Famous People Who Suffered during Historic Disease Outbreaks

Famous People Who Suffered during Historic Disease Outbreaks

Larry Holzwarth - April 22, 2020

Famous People Who Suffered during Historic Disease Outbreaks
Edward Jenner inoculated against smallpox using cowpox. Wikimedia

21. Edward Jenner and smallpox

Edward Jenner gave the world the words vaccine and vaccination, developed from the term he created for smallpox of the cow, Variolae vaccinae to describe cowpox. In 1798, Jenner produced a work he titled Inquiry into the Variolae vaccinae known as the Cow Pox, in which he described his finding that cowpox protected against the more lethal smallpox. Smallpox was lethal indeed in Jenner’s day, killing up to 10% of the British population annually, with localized outbreaks often reaching death rates as high as 20%. Other British physicians observed that cowpox appeared to protect against smallpox before Jenner, and inoculation was practiced by some before he did (using weakened smallpox), but Jenner made the procedure widespread. He noted the commonly accepted phenomenon that milkmaids often did not develop smallpox during outbreaks.

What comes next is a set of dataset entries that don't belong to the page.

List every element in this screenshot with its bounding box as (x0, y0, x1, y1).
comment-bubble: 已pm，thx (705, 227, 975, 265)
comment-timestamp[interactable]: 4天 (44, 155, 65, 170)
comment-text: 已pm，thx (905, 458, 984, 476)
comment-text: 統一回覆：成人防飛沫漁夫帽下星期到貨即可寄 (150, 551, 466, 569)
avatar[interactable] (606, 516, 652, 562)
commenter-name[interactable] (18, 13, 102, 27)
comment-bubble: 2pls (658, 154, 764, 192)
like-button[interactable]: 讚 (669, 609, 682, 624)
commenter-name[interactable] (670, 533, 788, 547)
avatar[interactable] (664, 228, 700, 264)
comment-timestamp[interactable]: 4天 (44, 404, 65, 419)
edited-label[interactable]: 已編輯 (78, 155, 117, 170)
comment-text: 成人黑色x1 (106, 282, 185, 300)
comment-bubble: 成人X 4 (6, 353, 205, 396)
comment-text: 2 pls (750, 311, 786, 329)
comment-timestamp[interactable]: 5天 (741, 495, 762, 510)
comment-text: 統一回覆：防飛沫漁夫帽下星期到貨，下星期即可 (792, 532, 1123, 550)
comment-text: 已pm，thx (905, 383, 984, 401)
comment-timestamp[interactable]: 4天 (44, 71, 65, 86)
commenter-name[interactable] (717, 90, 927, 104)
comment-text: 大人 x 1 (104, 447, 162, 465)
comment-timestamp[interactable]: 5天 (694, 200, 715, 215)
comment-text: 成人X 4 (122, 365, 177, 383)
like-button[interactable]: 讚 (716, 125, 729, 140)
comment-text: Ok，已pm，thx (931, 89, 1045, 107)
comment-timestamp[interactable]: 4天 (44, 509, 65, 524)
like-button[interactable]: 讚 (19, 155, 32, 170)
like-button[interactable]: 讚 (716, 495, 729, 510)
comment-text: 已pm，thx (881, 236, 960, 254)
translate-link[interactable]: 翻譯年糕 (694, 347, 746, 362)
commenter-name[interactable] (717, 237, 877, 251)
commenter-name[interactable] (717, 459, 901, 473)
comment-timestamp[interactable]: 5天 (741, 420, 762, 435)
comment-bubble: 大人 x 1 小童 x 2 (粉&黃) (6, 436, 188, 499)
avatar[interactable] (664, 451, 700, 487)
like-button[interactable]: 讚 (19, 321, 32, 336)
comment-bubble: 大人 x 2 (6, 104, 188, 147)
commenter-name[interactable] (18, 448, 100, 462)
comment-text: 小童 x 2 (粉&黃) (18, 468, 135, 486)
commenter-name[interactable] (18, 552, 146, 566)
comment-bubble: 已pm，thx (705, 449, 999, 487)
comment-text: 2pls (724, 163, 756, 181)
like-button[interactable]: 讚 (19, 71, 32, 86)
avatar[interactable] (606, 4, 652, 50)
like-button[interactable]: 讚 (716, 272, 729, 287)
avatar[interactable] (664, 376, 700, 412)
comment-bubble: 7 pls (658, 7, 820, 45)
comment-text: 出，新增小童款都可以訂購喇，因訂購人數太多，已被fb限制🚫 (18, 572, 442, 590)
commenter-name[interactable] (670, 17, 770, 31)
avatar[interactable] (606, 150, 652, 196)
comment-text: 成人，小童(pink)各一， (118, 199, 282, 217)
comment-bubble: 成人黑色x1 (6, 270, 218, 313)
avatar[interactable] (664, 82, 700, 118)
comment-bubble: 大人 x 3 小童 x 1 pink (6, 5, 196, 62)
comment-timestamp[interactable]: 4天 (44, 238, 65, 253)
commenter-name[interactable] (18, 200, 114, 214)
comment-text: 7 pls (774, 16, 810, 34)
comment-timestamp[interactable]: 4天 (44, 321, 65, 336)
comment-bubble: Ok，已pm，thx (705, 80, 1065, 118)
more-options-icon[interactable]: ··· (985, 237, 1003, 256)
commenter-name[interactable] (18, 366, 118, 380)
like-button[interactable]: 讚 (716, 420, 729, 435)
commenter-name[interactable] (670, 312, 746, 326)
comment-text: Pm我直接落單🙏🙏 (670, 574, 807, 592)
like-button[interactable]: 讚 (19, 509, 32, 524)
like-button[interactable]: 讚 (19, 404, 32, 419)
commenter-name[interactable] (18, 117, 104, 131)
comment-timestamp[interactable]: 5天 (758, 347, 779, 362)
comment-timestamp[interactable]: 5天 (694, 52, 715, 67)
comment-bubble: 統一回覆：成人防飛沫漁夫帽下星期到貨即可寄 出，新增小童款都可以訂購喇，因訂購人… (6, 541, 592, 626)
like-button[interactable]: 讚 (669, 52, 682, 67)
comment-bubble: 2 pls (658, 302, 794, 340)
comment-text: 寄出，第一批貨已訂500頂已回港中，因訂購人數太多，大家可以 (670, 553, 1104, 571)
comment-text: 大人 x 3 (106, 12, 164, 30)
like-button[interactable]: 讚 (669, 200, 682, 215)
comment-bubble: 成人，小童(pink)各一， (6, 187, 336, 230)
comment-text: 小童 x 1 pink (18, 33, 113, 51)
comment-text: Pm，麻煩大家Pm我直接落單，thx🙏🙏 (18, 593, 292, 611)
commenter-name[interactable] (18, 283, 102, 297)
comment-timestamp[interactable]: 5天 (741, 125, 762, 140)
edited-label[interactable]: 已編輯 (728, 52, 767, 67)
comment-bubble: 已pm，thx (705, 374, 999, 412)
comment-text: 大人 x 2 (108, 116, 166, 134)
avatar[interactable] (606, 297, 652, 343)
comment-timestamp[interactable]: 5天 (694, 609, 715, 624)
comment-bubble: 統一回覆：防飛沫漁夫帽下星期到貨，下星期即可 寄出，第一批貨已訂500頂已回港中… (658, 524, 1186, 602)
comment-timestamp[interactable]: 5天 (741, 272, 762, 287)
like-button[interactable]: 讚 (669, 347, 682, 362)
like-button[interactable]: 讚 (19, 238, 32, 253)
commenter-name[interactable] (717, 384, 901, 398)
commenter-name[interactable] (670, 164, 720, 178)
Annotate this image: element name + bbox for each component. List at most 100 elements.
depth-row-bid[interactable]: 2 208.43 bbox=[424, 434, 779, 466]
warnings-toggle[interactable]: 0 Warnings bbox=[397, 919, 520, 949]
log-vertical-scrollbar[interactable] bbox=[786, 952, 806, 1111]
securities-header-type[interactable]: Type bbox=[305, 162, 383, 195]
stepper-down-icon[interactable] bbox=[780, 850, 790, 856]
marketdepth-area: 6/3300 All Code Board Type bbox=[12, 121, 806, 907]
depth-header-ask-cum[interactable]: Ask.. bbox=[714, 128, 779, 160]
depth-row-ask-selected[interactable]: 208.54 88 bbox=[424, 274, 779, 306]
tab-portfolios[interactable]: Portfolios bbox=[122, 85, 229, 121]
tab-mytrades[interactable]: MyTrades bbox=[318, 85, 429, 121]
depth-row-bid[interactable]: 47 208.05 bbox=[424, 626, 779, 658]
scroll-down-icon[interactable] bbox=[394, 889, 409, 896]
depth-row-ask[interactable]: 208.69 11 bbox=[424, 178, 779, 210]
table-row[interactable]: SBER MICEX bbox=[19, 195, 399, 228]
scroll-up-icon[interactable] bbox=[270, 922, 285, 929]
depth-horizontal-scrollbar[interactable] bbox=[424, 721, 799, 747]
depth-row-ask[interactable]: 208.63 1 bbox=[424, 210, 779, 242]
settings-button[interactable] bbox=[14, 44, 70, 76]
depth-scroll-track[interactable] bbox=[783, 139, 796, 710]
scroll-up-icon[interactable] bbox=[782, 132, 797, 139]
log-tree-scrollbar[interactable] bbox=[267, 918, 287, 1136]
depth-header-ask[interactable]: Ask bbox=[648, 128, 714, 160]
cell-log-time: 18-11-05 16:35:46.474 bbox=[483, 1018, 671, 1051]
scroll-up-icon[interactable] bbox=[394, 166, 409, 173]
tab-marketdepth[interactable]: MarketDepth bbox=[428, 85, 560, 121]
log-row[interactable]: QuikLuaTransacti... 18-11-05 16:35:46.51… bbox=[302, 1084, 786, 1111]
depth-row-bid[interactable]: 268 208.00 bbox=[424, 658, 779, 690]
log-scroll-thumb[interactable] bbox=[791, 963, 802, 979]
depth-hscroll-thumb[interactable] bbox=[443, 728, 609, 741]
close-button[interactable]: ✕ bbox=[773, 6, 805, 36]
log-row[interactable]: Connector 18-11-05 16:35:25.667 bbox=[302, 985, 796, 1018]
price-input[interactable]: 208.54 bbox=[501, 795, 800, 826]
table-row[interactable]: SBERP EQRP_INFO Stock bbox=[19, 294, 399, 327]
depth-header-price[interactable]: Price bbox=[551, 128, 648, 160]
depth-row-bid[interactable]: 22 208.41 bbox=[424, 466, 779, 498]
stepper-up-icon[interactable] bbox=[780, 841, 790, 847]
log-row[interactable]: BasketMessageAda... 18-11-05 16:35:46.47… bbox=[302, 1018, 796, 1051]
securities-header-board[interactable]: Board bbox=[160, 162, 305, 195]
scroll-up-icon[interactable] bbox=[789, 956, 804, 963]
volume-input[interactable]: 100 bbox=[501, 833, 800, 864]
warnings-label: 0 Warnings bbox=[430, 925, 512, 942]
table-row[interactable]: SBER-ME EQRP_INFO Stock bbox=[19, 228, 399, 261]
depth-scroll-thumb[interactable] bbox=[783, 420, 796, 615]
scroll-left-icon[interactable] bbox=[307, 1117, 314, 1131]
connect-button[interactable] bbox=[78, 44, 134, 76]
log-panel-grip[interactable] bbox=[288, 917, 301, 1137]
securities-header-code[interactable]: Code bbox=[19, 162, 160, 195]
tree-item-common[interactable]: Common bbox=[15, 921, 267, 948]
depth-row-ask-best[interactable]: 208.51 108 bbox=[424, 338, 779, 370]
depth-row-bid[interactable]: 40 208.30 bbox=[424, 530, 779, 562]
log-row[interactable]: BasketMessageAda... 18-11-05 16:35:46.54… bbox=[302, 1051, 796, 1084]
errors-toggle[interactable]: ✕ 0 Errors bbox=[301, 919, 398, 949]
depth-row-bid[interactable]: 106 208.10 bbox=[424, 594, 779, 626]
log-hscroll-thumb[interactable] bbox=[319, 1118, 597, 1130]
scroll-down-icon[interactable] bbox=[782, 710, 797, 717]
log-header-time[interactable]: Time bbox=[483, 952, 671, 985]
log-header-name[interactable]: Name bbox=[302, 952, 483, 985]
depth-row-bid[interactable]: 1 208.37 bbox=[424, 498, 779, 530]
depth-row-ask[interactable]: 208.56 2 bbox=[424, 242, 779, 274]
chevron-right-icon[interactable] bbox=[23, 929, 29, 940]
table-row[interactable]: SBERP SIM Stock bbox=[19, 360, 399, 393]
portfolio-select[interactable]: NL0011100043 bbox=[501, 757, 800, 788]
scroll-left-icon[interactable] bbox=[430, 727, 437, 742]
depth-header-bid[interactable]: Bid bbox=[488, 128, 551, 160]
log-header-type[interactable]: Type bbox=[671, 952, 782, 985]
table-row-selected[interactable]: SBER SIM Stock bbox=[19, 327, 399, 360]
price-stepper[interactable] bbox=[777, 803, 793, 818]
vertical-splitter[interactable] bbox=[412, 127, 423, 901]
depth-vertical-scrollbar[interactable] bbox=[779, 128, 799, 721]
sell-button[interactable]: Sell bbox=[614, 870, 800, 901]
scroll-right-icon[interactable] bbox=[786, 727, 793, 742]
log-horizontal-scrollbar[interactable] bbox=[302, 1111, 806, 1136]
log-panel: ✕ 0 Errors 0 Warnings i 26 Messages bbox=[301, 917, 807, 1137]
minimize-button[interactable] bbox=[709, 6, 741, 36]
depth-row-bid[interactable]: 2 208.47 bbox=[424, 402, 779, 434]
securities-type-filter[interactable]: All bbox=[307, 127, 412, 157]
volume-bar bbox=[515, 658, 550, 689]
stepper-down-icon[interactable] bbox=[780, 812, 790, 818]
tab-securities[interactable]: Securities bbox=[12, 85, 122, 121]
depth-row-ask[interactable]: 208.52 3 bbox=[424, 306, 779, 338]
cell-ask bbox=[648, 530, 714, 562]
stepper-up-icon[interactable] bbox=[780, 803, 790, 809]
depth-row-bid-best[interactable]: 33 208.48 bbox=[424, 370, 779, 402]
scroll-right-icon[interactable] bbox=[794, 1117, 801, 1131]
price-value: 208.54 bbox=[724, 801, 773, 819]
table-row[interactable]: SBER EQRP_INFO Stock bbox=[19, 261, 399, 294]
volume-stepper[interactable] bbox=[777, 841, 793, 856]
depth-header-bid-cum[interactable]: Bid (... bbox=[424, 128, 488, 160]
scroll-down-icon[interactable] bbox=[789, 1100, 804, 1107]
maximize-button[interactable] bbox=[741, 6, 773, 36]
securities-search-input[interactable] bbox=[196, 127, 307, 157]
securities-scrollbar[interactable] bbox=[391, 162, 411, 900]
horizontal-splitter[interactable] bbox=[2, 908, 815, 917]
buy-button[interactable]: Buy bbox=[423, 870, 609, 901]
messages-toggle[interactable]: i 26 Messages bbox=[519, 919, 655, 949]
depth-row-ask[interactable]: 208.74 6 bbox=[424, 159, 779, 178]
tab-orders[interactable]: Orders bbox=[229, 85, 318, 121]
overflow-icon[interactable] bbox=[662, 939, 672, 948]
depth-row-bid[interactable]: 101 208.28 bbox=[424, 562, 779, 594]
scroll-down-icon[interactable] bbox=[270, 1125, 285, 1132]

Jenner postulated the milkmaids were exposed to pus from the blisters caused by cowpox on the cows they milked, and were thus immunized from smallpox. Jenner scraped pus from the hands of a milkmaid with cowpox and inoculated the eight-year-old son of his gardener. He later injected the boy with weakened smallpox virus, the standard method of immunization at the time. The boy should have reacted with a weak case of smallpox, but no smallpox presented at all. Despite initial resistance from the medical community, eventually, inoculation using smallpox was banned and in 1840 the British government authorized the free distribution of inoculation using cowpox. In 1979 the World Health Organization listed smallpox as an eradicated disease. The world no longer needs to fear smallpox outbreaks.